Like many technology leaders, our past eight months have been consumed with a combination of “COVID crisis” institutional meetings followed by Information Technology (IT) meetings where we tried to determine what the “new normal” would look like. For my institution, Central Connecticut State University (CCSU), that normal was a combination of HyFlex learning, fully online instruction, in addition to traditional on-ground courses. Everything needed a “plan to pivot” based on COVID rates, changes in rules or regulations, and local health conditions. While COVID represents an unprecedented crisis, it has given IT a chance to demonstrate its value and the value of technology investments to campus leadership and the community at large. I have often thought that IT leaders have a broad purview of the entire organization at 40,000 feet, its interconnections, dependencies, and needs. We are also one of the few organizations in the university that have fluency with terms such as “disaster recovery” and “business continuity.”
Few of us envisioned a future where we would have a “disaster” that would last this long. To be successful, our planning, operation, and optimization hinged on our ability to pivot from an in-person and primarily on-ground facility to a fully online experience. Our everyday tools of hallway conversations, office pop-ins, and whiteboards (my favorite) were nowhere to be found. Pressures from the pandemic created uncertainty in enrollment and created downstream budget pressure on the organization. Not only did the budget for FY21 need to be re-cast, but we would see an unprecedented spike in spending as we rationalized emergency plans in March to move online. Issues abounded, from increased spending to supply chain issues with the outlook for FY22 being similarly bleak.

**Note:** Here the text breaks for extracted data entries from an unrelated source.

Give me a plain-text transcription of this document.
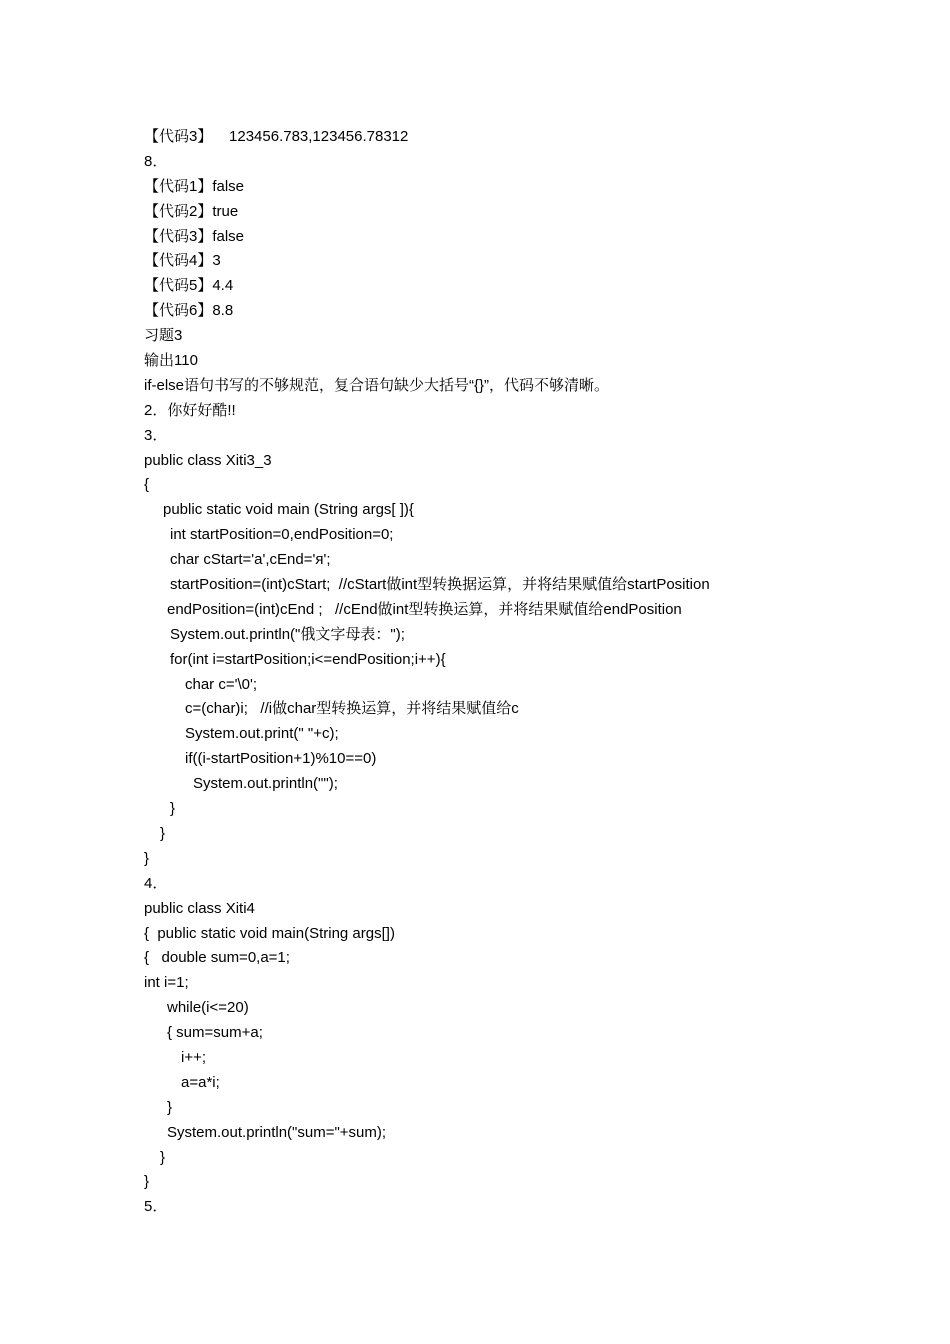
【代码3】    123456.783,123456.78312
8．
【代码1】false
【代码2】true
【代码3】false
【代码4】3
【代码5】4.4
【代码6】8.8
习题3
输出110
if-else语句书写的不够规范，复合语句缺少大括号“{}”，代码不够清晰。
2．你好好酷!!
3．
public class Xiti3_3
{
public static void main (String args[ ]){
int startPosition=0,endPosition=0;
char cStart='a',cEnd='я';
startPosition=(int)cStart;  //cStart做int型转换据运算，并将结果赋值给startPosition
endPosition=(int)cEnd ;   //cEnd做int型转换运算，并将结果赋值给endPosition
System.out.println("俄文字母表：");
for(int i=startPosition;i<=endPosition;i++){
char c='\0';
c=(char)i;   //i做char型转换运算，并将结果赋值给c
System.out.print(" "+c);
if((i-startPosition+1)%10==0)
System.out.println("");
}
}
}
4．
public class Xiti4
{  public static void main(String args[])
{   double sum=0,a=1;
int i=1;
while(i<=20)
{ sum=sum+a;
i++;
a=a*i;
}
System.out.println("sum="+sum);
}
}
5．
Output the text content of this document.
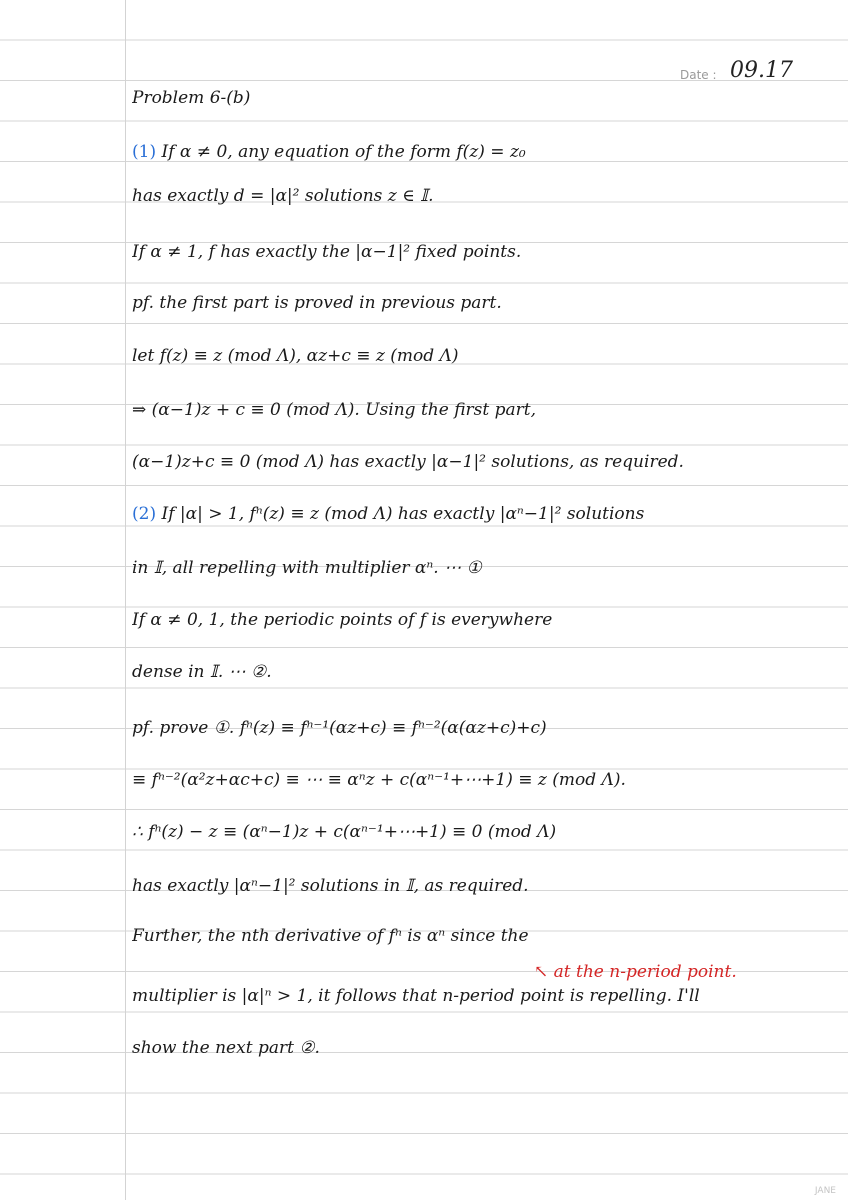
Date : 09.17
Problem 6-(b)
(1) If α ≠ 0, any equation of the form f(z) = z₀
has exactly d = |α|² solutions z ∈ 𝕀.
If α ≠ 1, f has exactly the |α−1|² fixed points.
pf. the first part is proved in previous part.
let f(z) ≡ z (mod Λ), αz+c ≡ z (mod Λ)
⇒ (α−1)z + c ≡ 0 (mod Λ). Using the first part,
(α−1)z+c ≡ 0 (mod Λ) has exactly |α−1|² solutions, as required.
(2) If |α| > 1, fⁿ(z) ≡ z (mod Λ) has exactly |αⁿ−1|² solutions
in 𝕀, all repelling with multiplier αⁿ. ⋯ ①
If α ≠ 0, 1, the periodic points of f is everywhere
dense in 𝕀. ⋯ ②.
pf. prove ①. fⁿ(z) ≡ fⁿ⁻¹(αz+c) ≡ fⁿ⁻²(α(αz+c)+c)
≡ fⁿ⁻²(α²z+αc+c) ≡ ⋯ ≡ αⁿz + c(αⁿ⁻¹+⋯+1) ≡ z (mod Λ).
∴ fⁿ(z) − z ≡ (αⁿ−1)z + c(αⁿ⁻¹+⋯+1) ≡ 0 (mod Λ)
has exactly |αⁿ−1|² solutions in 𝕀, as required.
Further, the nth derivative of fⁿ is αⁿ since the
multiplier is |α|ⁿ > 1, it follows that n-period point is repelling. I'll
show the next part ②.
↖ at the n-period point.
JANE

A newfound reliance on technology, diminishing budgets, and a global disaster impacting our workforce and supply chain created a perfect storm for IT professionals. What markers will we use to help guide us through the next year? How do we chart a course out of this storm? Below are the buoy-markers that my division will use to help guide itself from this crisis.
Relationships matter
In the dehumanizing world of web-meeting-roulette where we bounce from Teams meeting to Zoom meeting, to a WebEx, we need to take time to focus on the relationships with our peers and hear their needs. As much as we need to solve the problem, we must recognize that, for many students, the equation has changed, perhaps permanently. We need to meet students and staff where they are. We’ve looked at higher education access and accessibility and have added loaner pools of laptops, webcams, wifi hotspots, mice, etc. We’ve increased connectivity services such as Eduroam and worked with our public institution peers. We’re working specifically on adding student and faculty listening sessions and started an approach of using “user journeys” to help create a more customer-focused experience so we can hear what’s right and what needs improvement.
Agility is important
Our university set up some temporary organization structures to assist with shifts in where the work was. Our helpdesk, on-site, classroom, training, and inventory group are more of a single cohesive unit right now. Many of our computer labs are closed, which allowed us to cross-train and shift managers and workforce into areas of greater need such as the helpdesk, classroom support, and academic technology. Redeploying, redirecting, and rebuilding matrix-based teams has allowed us to be as agile as we can be. This interdisciplinary approach is proving that it may have long-term value. The proof of this success is evidenced by rapid application development, data management, and deployment of mobile apps, chatbots, call centers, workforce mobility services to support pandemic operations.
Perfection is the enemy
If we get to the 100% answer, we’ve spent too long on the problem. IT is now in the triage business each day. I suspect that our meetings are closer to resembling an emergency room these days, with the rapid shuffle of information, priorities, and recovery efforts. We’ve scheduled specific strategic planning meetings to make sure we’re remaining focused on the big picture, but the project management cycle cadence has been abandoned for more of a “sprint” approach right now.
“Not my job” is not in our vocabulary and it starts with IT leadership
I don’t know that anyone has “service in a global pandemic” in their job description. Our teams, our entire institution, will be asked to do activities and functions that aren’t normal. From virtual graduation to daily symptom surveys or contact tracing, there are lots of new tasks to be done and IT members can be regular “utility infielders” for various projects.
Look for the Unicorn
A colleague of mine refers to zero-based-budgeting as “looking for a unicorn.” I have to agree. That said, we’re using a zero-based strategy to help us start re-thinking and reimagining our future. We’re asking questions like, “do we really need this just because we always did it that way?” As we begin looking past spring and on to summer and fall ’21, we’re guided by the concept of being transformative and not restorative in our return to campus and operations.
Keep looking at the horizon, be it short-term or long-term
With many forward-thinking organizations, IT often looks at where it is now and what the future horizon will be. At CCSU we are already evaluating what changes we will make over the summer semester to improve the functionality of our HyFlex tools, and we’re evaluating what additional training will be needed. The pandemic has been a catalyst for digital transformation, for improved project and process management, and for creating awesome technical support.